I was taken by surprise recently when a younger colleague confessed that while she is unfamiliar about S&P stocks, she invests in them anyway because all her friends were doing it.
“I don't know much about it, but all my friends said it is safe and has made them money, so I'm okay with investing,” she said.
This was during a conversation I had with a few others about their financial confidence and money matters. Apparently, she is not alone.
A 2023 study by American financial services company Fidelity found that only a third (31 per cent) of women in Singapore are comfortable with investing, with 33 per cent confident about their financial situation compared with 41 per cent of men. It also found that 75 per cent of women in Singapore are anxious about their ability to save and invest.
This is not to say that women refuse to learn how to invest or do not know how to manage their money. Maybe they are like how I was in the past, intimidated by financial jargon, or under the impression that the finance world is one for those in suits and good at mathematics, and that we should just leave all this money business to them, anyway.
But I've since learnt that understanding the basics of investing and getting started really isn't that hard, and I wish I had got over my irrational fear and started investing earlier.

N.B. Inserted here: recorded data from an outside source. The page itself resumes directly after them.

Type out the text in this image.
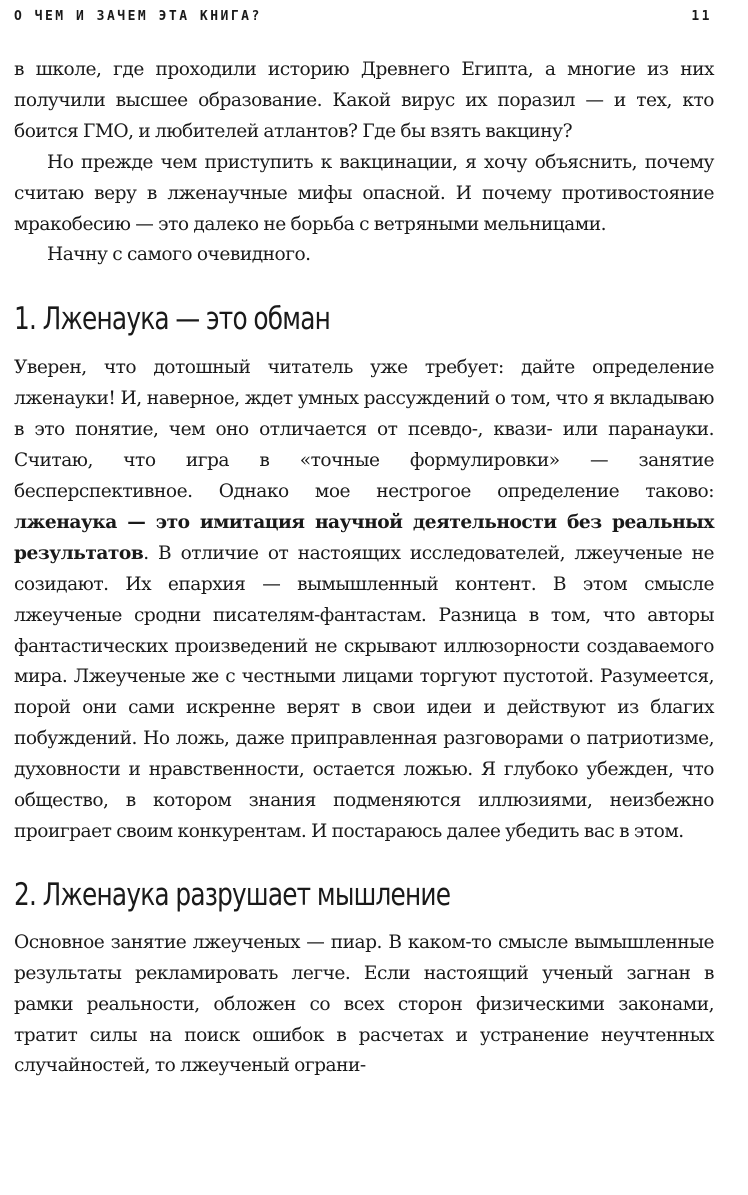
О ЧЕМ И ЗАЧЕМ ЭТА КНИГА?	11

в школе, где проходили историю Древнего Египта, а многие из них получили высшее образование. Какой вирус их поразил — и тех, кто боится ГМО, и любителей атлантов? Где бы взять вакцину?

Но прежде чем приступить к вакцинации, я хочу объяснить, почему считаю веру в лженаучные мифы опасной. И почему противостояние мракобесию — это далеко не борьба с ветряными мельницами.

Начну с самого очевидного.

1. Лженаука — это обман

Уверен, что дотошный читатель уже требует: дайте определение лженауки! И, наверное, ждет умных рассуждений о том, что я вкладываю в это понятие, чем оно отличается от псевдо-, квази- или паранауки. Считаю, что игра в «точные формулировки» — занятие бесперспективное. Однако мое нестрогое определение таково: лженаука — это имитация научной деятельности без реальных результатов. В отличие от настоящих исследователей, лжеученые не созидают. Их епархия — вымышленный контент. В этом смысле лжеученые сродни писателям-фантастам. Разница в том, что авторы фантастических произведений не скрывают иллюзорности создаваемого мира. Лжеученые же с честными лицами торгуют пустотой. Разумеется, порой они сами искренне верят в свои идеи и действуют из благих побуждений. Но ложь, даже приправленная разговорами о патриотизме, духовности и нравственности, остается ложью. Я глубоко убежден, что общество, в котором знания подменяются иллюзиями, неизбежно проиграет своим конкурентам. И постараюсь далее убедить вас в этом.

2. Лженаука разрушает мышление

Основное занятие лжеученых — пиар. В каком-то смысле вымышленные результаты рекламировать легче. Если настоящий ученый загнан в рамки реальности, обложен со всех сторон физическими законами, тратит силы на поиск ошибок в расчетах и устранение неучтенных случайностей, то лжеученый ограни-
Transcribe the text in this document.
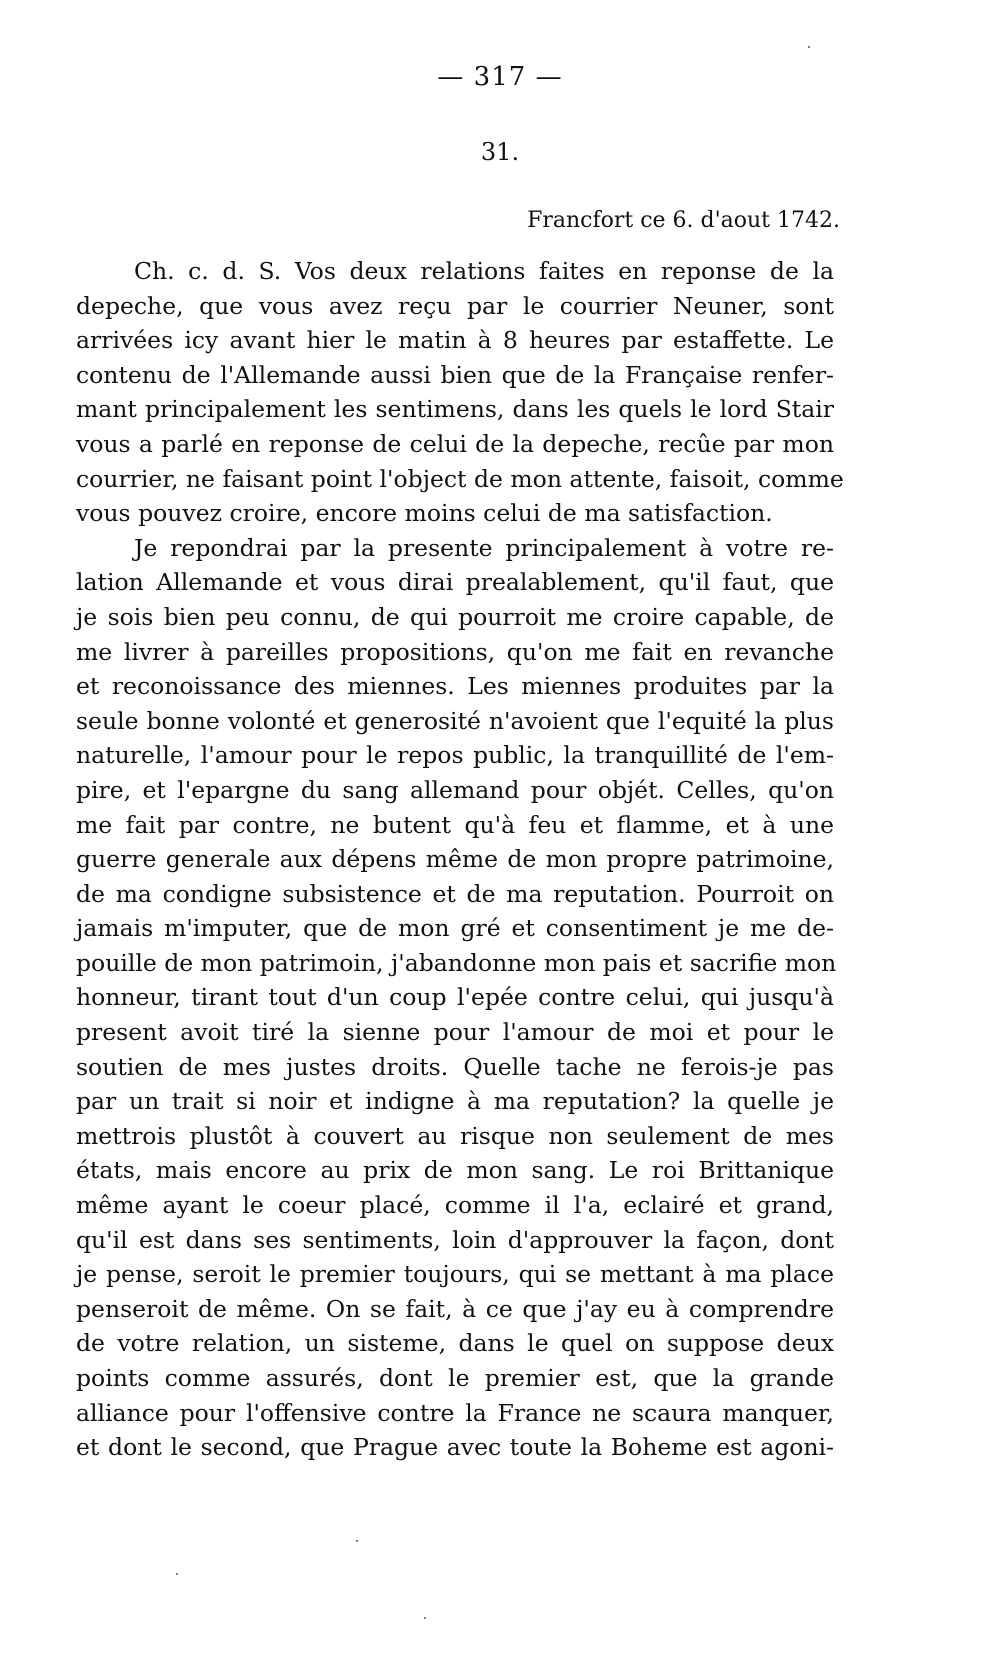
— 317 —
31.
Francfort ce 6. d'aout 1742.
Ch. c. d. S. Vos deux relations faites en reponse de la
depeche, que vous avez reçu par le courrier Neuner, sont
arrivées icy avant hier le matin à 8 heures par estaffette. Le
contenu de l'Allemande aussi bien que de la Française renfer-
mant principalement les sentimens, dans les quels le lord Stair
vous a parlé en reponse de celui de la depeche, recûe par mon
courrier, ne faisant point l'object de mon attente, faisoit, comme
vous pouvez croire, encore moins celui de ma satisfaction.
Je repondrai par la presente principalement à votre re-
lation Allemande et vous dirai prealablement, qu'il faut, que
je sois bien peu connu, de qui pourroit me croire capable, de
me livrer à pareilles propositions, qu'on me fait en revanche
et reconoissance des miennes. Les miennes produites par la
seule bonne volonté et generosité n'avoient que l'equité la plus
naturelle, l'amour pour le repos public, la tranquillité de l'em-
pire, et l'epargne du sang allemand pour objét. Celles, qu'on
me fait par contre, ne butent qu'à feu et flamme, et à une
guerre generale aux dépens même de mon propre patrimoine,
de ma condigne subsistence et de ma reputation. Pourroit on
jamais m'imputer, que de mon gré et consentiment je me de-
pouille de mon patrimoin, j'abandonne mon pais et sacrifie mon
honneur, tirant tout d'un coup l'epée contre celui, qui jusqu'à
present avoit tiré la sienne pour l'amour de moi et pour le
soutien de mes justes droits. Quelle tache ne ferois-je pas
par un trait si noir et indigne à ma reputation? la quelle je
mettrois plustôt à couvert au risque non seulement de mes
états, mais encore au prix de mon sang. Le roi Brittanique
même ayant le coeur placé, comme il l'a, eclairé et grand,
qu'il est dans ses sentiments, loin d'approuver la façon, dont
je pense, seroit le premier toujours, qui se mettant à ma place
penseroit de même. On se fait, à ce que j'ay eu à comprendre
de votre relation, un sisteme, dans le quel on suppose deux
points comme assurés, dont le premier est, que la grande
alliance pour l'offensive contre la France ne scaura manquer,
et dont le second, que Prague avec toute la Boheme est agoni-
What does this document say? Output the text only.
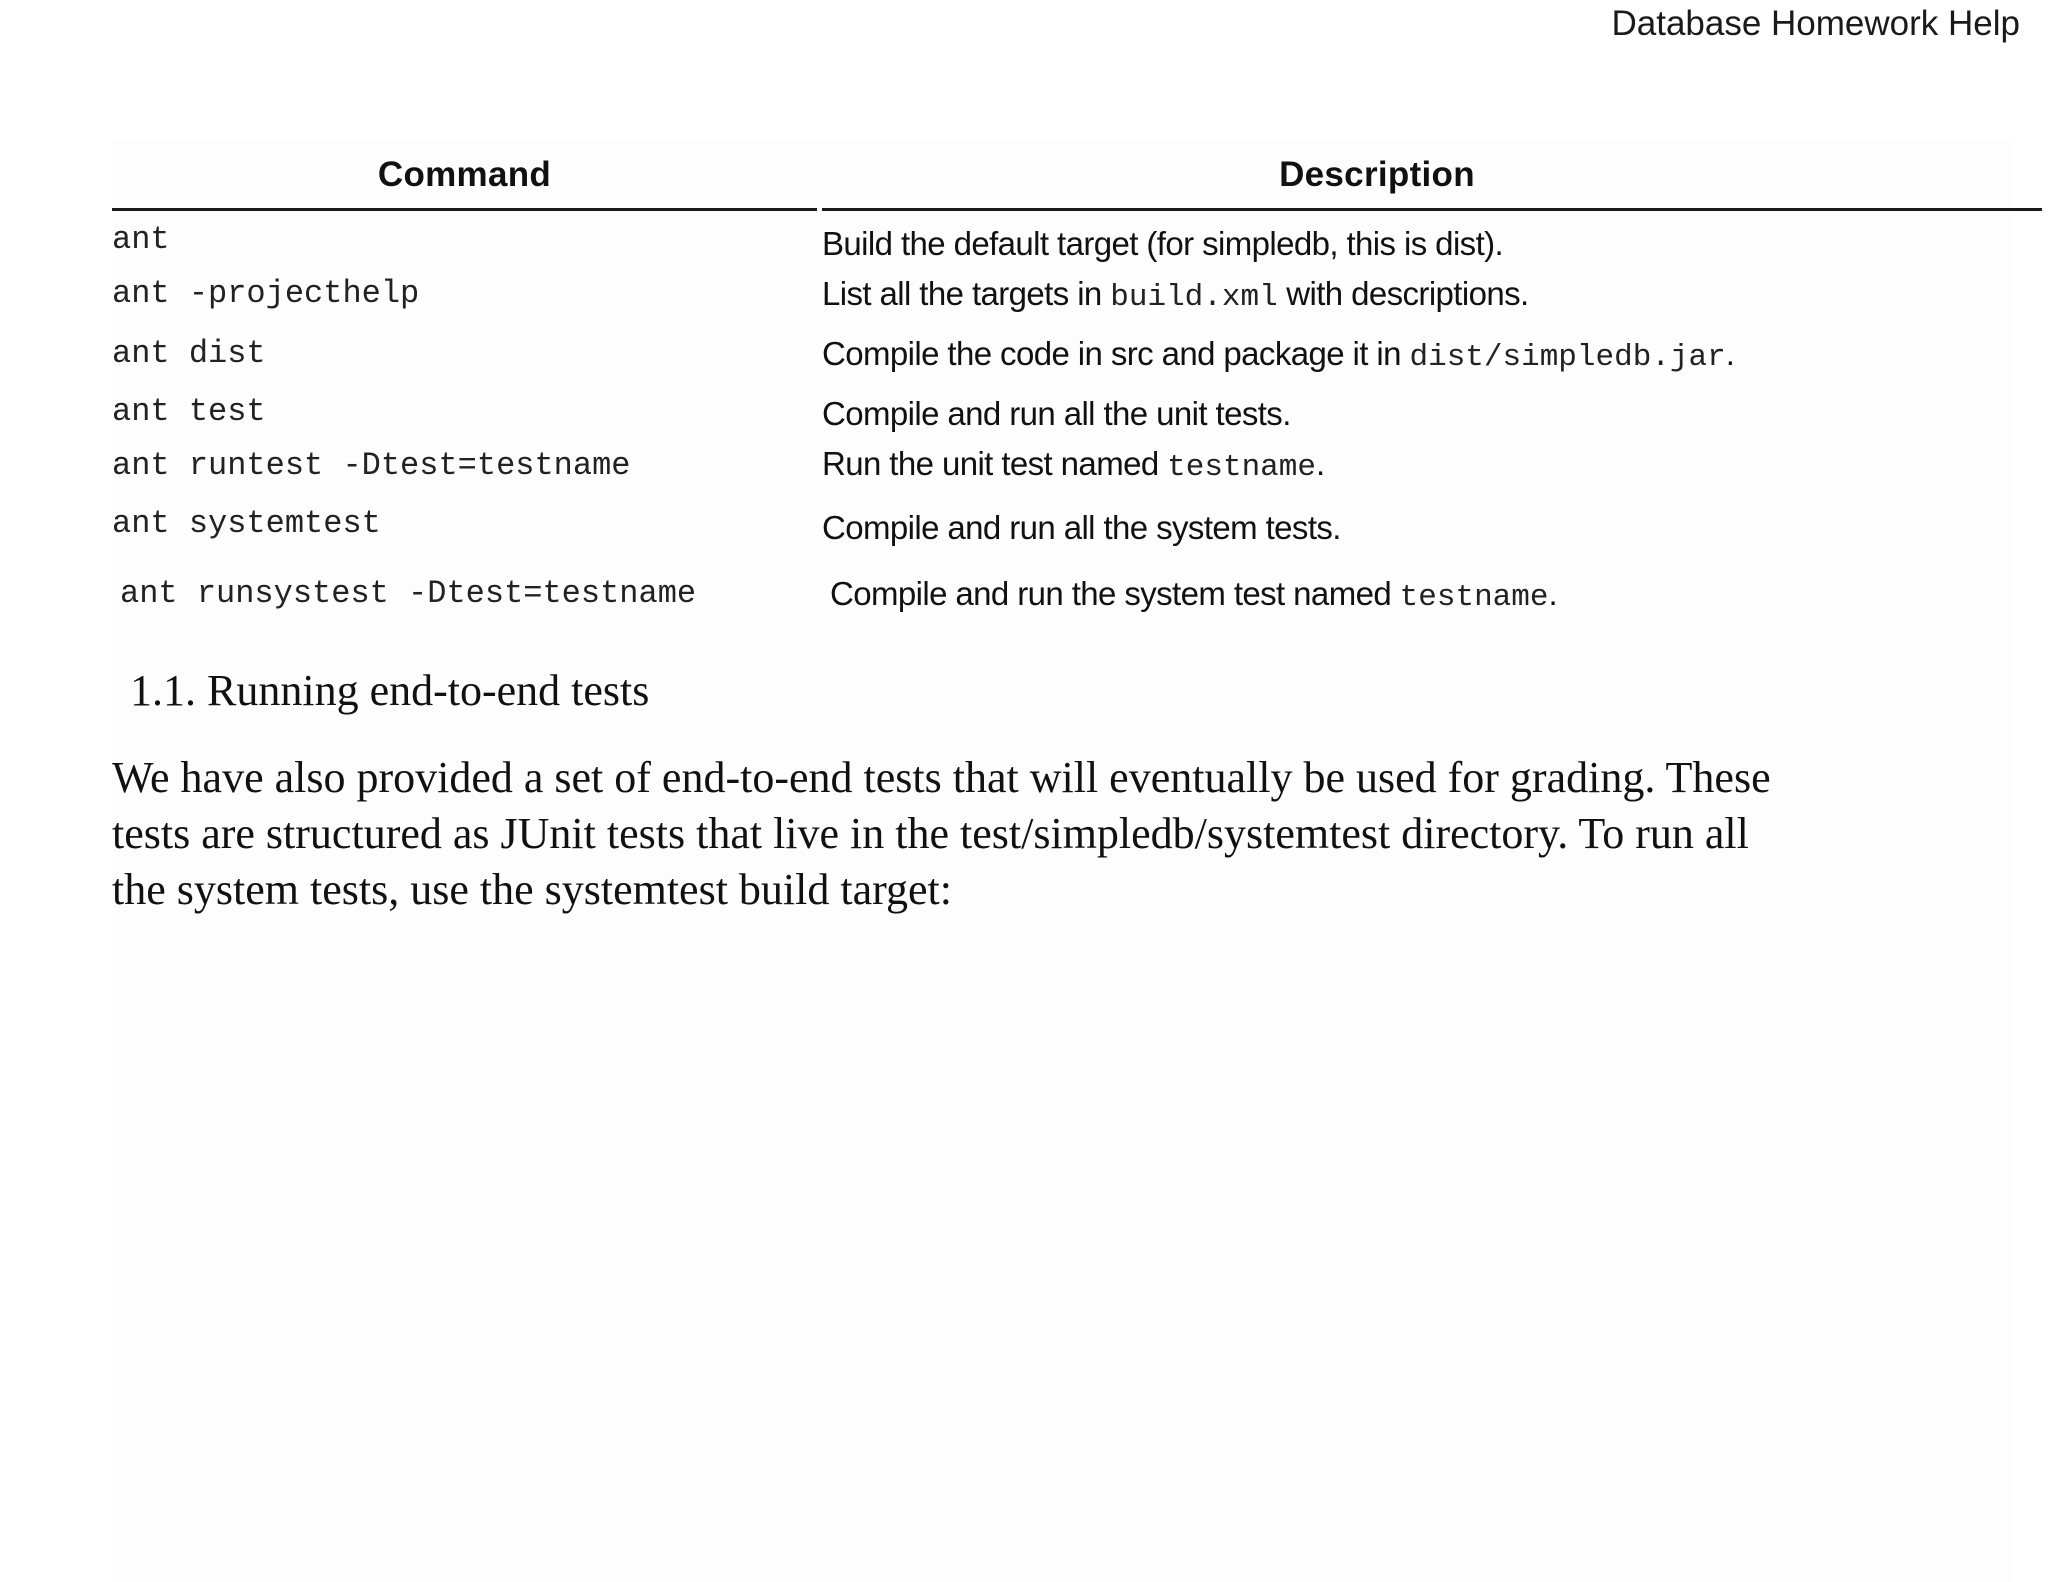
Database Homework Help
Command	Description
ant	Build the default target (for simpledb, this is dist).
ant -projecthelp	List all the targets in build.xml with descriptions.
ant dist	Compile the code in src and package it in dist/simpledb.jar.
ant test	Compile and run all the unit tests.
ant runtest -Dtest=testname	Run the unit test named testname.
ant systemtest	Compile and run all the system tests.
ant runsystest -Dtest=testname	Compile and run the system test named testname.
1.1. Running end-to-end tests
We have also provided a set of end-to-end tests that will eventually be used for grading. These
tests are structured as JUnit tests that live in the test/simpledb/systemtest directory. To run all
the system tests, use the systemtest build target:
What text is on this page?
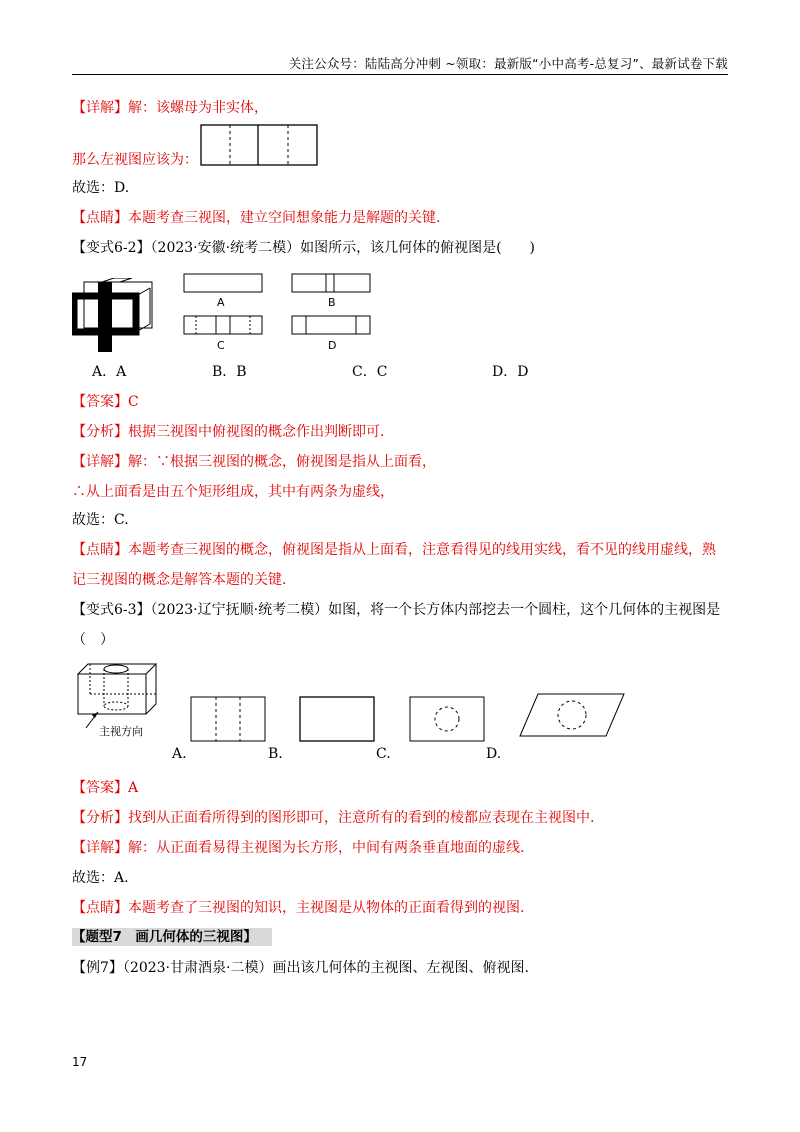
关注公众号：陆陆高分冲刺 ~领取：最新版“小中高考-总复习”、最新试卷下载
【详解】解：该螺母为非实体，
那么左视图应该为：
故选：D.
【点睛】本题考查三视图，建立空间想象能力是解题的关键.
【变式6-2】（2023·安徽·统考二模）如图所示，该几何体的俯视图是(　　)
A	B
C	D
A．A	B．B	C．C	D．D
【答案】C
【分析】根据三视图中俯视图的概念作出判断即可.
【详解】解：∵根据三视图的概念，俯视图是指从上面看，
∴从上面看是由五个矩形组成，其中有两条为虚线，
故选：C.
【点睛】本题考查三视图的概念，俯视图是指从上面看，注意看得见的线用实线，看不见的线用虚线，熟
记三视图的概念是解答本题的关键.
【变式6-3】（2023·辽宁抚顺·统考二模）如图，将一个长方体内部挖去一个圆柱，这个几何体的主视图是
（　）
主视方向
A.	B.	C.	D.
【答案】A
【分析】找到从正面看所得到的图形即可，注意所有的看到的棱都应表现在主视图中.
【详解】解：从正面看易得主视图为长方形，中间有两条垂直地面的虚线.
故选：A.
【点睛】本题考查了三视图的知识，主视图是从物体的正面看得到的视图.
【题型7　画几何体的三视图】
【例7】（2023·甘肃酒泉·二模）画出该几何体的主视图、左视图、俯视图.
17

It's crucial that more women become confident in their financial security and investment strategies.
For one thing, women in Singapore have a longer life expectancy of about 85 years, compared with 81 years for men, and pay for health insurance premiums over a longer term because of that.
Living longer also requires women to have a higher provision to fund their retirement expenses as well as medical and caregiving costs such as for live-in helpers for their twilight years, said a Great Eastern spokesperson.